The Corner

The Left Is Still Ignoring the Costs of Family Breakdown

Katie Roiphe’s full-throated defense of single parenthood should not really come as a surprise, given the iron-clad grip of feminism and the related prerogatives of the sexual revolution on the elite worldview. This proud single mother and NYU journalism professor, who is definitely not “too poor to marry,” is insulted by a New York Times article on the 53 percent illegitimate-birth rate among females under 30, which she thinks covertly telegraphs the message that unwed moms can’t in fact do it all:

The Times reporters’ analysis of the economics and sociology of [an Ohio town with a particularly high illegitimacy rate] is punctuated by a pat “meanwhile, children happen” that is perhaps not quite as respectful as it could be of the fact that these independent-minded, apparently hard-working women are making decisions and forging families, after thinking clearly about their situation.

Marriage, Roiphe reveals triumphantly, “does not ensure eternal love, or even eternal security.” Now we know.

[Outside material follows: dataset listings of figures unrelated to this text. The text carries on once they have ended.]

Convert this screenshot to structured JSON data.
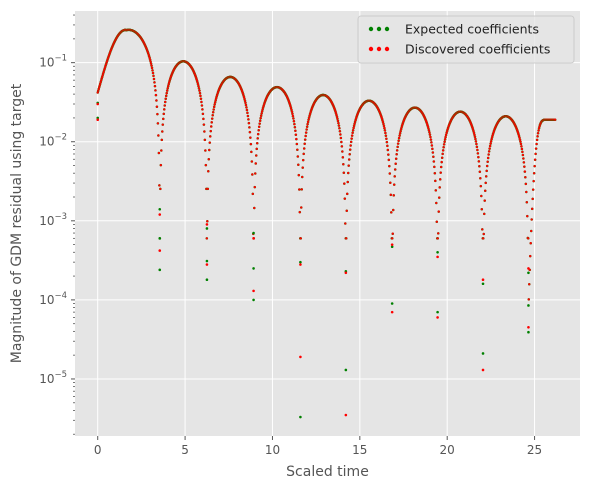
{
  "chart_data": {
    "type": "scatter",
    "xlabel": "Scaled time",
    "ylabel": "Magnitude of GDM residual using target",
    "xlim": [
      -1.3,
      27.6
    ],
    "ylim": [
      1.9e-06,
      0.45
    ],
    "yscale": "log",
    "grid": true,
    "legend_position": "top-right",
    "x_ticks": [
      0,
      5,
      10,
      15,
      20,
      25
    ],
    "x_tick_labels": [
      "0",
      "5",
      "10",
      "15",
      "20",
      "25"
    ],
    "y_ticks": [
      {
        "value": 1e-05,
        "base": "10",
        "exp": "−5"
      },
      {
        "value": 0.0001,
        "base": "10",
        "exp": "−4"
      },
      {
        "value": 0.001,
        "base": "10",
        "exp": "−3"
      },
      {
        "value": 0.01,
        "base": "10",
        "exp": "−2"
      },
      {
        "value": 0.1,
        "base": "10",
        "exp": "−1"
      }
    ],
    "colors": {
      "background": "#E5E5E5",
      "grid": "#FFFFFF",
      "expected": "#008000",
      "discovered": "#FF0000"
    },
    "envelope": {
      "description_points": [
        {
          "x": 0.0,
          "y": 0.042
        },
        {
          "x": 1.6,
          "y": 0.26
        },
        {
          "x": 4.8,
          "y": 0.104
        },
        {
          "x": 7.5,
          "y": 0.066
        },
        {
          "x": 10.2,
          "y": 0.049
        },
        {
          "x": 12.9,
          "y": 0.039
        },
        {
          "x": 15.5,
          "y": 0.033
        },
        {
          "x": 18.1,
          "y": 0.027
        },
        {
          "x": 20.7,
          "y": 0.024
        },
        {
          "x": 23.3,
          "y": 0.021
        },
        {
          "x": 26.0,
          "y": 0.019
        }
      ],
      "zeros": [
        3.55,
        6.25,
        8.92,
        11.6,
        14.2,
        16.85,
        19.45,
        22.05,
        24.65
      ],
      "x_end": 26.2,
      "plateau_start": 25.7,
      "plateau_y": 0.019
    },
    "series": [
      {
        "name": "Expected coefficients",
        "points": [
          {
            "x": 0.0,
            "y": 0.031
          },
          {
            "x": 0.0,
            "y": 0.02
          },
          {
            "x": 3.55,
            "y": 0.0014
          },
          {
            "x": 3.55,
            "y": 0.0006
          },
          {
            "x": 3.55,
            "y": 0.00024
          },
          {
            "x": 6.25,
            "y": 0.0008
          },
          {
            "x": 6.25,
            "y": 0.00031
          },
          {
            "x": 6.25,
            "y": 0.00018
          },
          {
            "x": 8.92,
            "y": 0.0007
          },
          {
            "x": 8.92,
            "y": 0.00025
          },
          {
            "x": 8.92,
            "y": 0.0001
          },
          {
            "x": 11.6,
            "y": 0.0003
          },
          {
            "x": 11.6,
            "y": 3.3e-06
          },
          {
            "x": 14.2,
            "y": 0.00023
          },
          {
            "x": 14.2,
            "y": 1.3e-05
          },
          {
            "x": 16.85,
            "y": 0.00047
          },
          {
            "x": 16.85,
            "y": 9e-05
          },
          {
            "x": 19.45,
            "y": 0.0004
          },
          {
            "x": 19.45,
            "y": 7e-05
          },
          {
            "x": 22.05,
            "y": 0.00016
          },
          {
            "x": 22.05,
            "y": 2.1e-05
          },
          {
            "x": 24.65,
            "y": 0.00022
          },
          {
            "x": 24.65,
            "y": 8.5e-05
          },
          {
            "x": 24.65,
            "y": 3.9e-05
          }
        ]
      },
      {
        "name": "Discovered coefficients",
        "points": [
          {
            "x": 0.0,
            "y": 0.03
          },
          {
            "x": 0.0,
            "y": 0.019
          },
          {
            "x": 3.55,
            "y": 0.0012
          },
          {
            "x": 3.55,
            "y": 0.00042
          },
          {
            "x": 6.25,
            "y": 0.0009
          },
          {
            "x": 6.25,
            "y": 0.00028
          },
          {
            "x": 8.92,
            "y": 0.0006
          },
          {
            "x": 8.92,
            "y": 0.00013
          },
          {
            "x": 11.6,
            "y": 0.00028
          },
          {
            "x": 11.6,
            "y": 1.9e-05
          },
          {
            "x": 14.2,
            "y": 0.00022
          },
          {
            "x": 14.2,
            "y": 3.5e-06
          },
          {
            "x": 16.85,
            "y": 0.0005
          },
          {
            "x": 16.85,
            "y": 7e-05
          },
          {
            "x": 19.45,
            "y": 0.00035
          },
          {
            "x": 19.45,
            "y": 6e-05
          },
          {
            "x": 22.05,
            "y": 0.00018
          },
          {
            "x": 22.05,
            "y": 1.3e-05
          },
          {
            "x": 24.65,
            "y": 0.00025
          },
          {
            "x": 24.65,
            "y": 4.5e-05
          }
        ]
      }
    ]
  }
}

But despite its overdetermined status, Roiphe’s Slate piece is nevertheless a sobering reminder of how great the abyss still is between those who understand the costs of family breakdown and those who see it as merely “refresh[ing] our ideas of family.” Roiphe concludes that there are no (annoyingly retrograde) studies on “what it will be like for . . . children to live in” the coming world without marriage. Actually, we know already. It’s called the ghetto.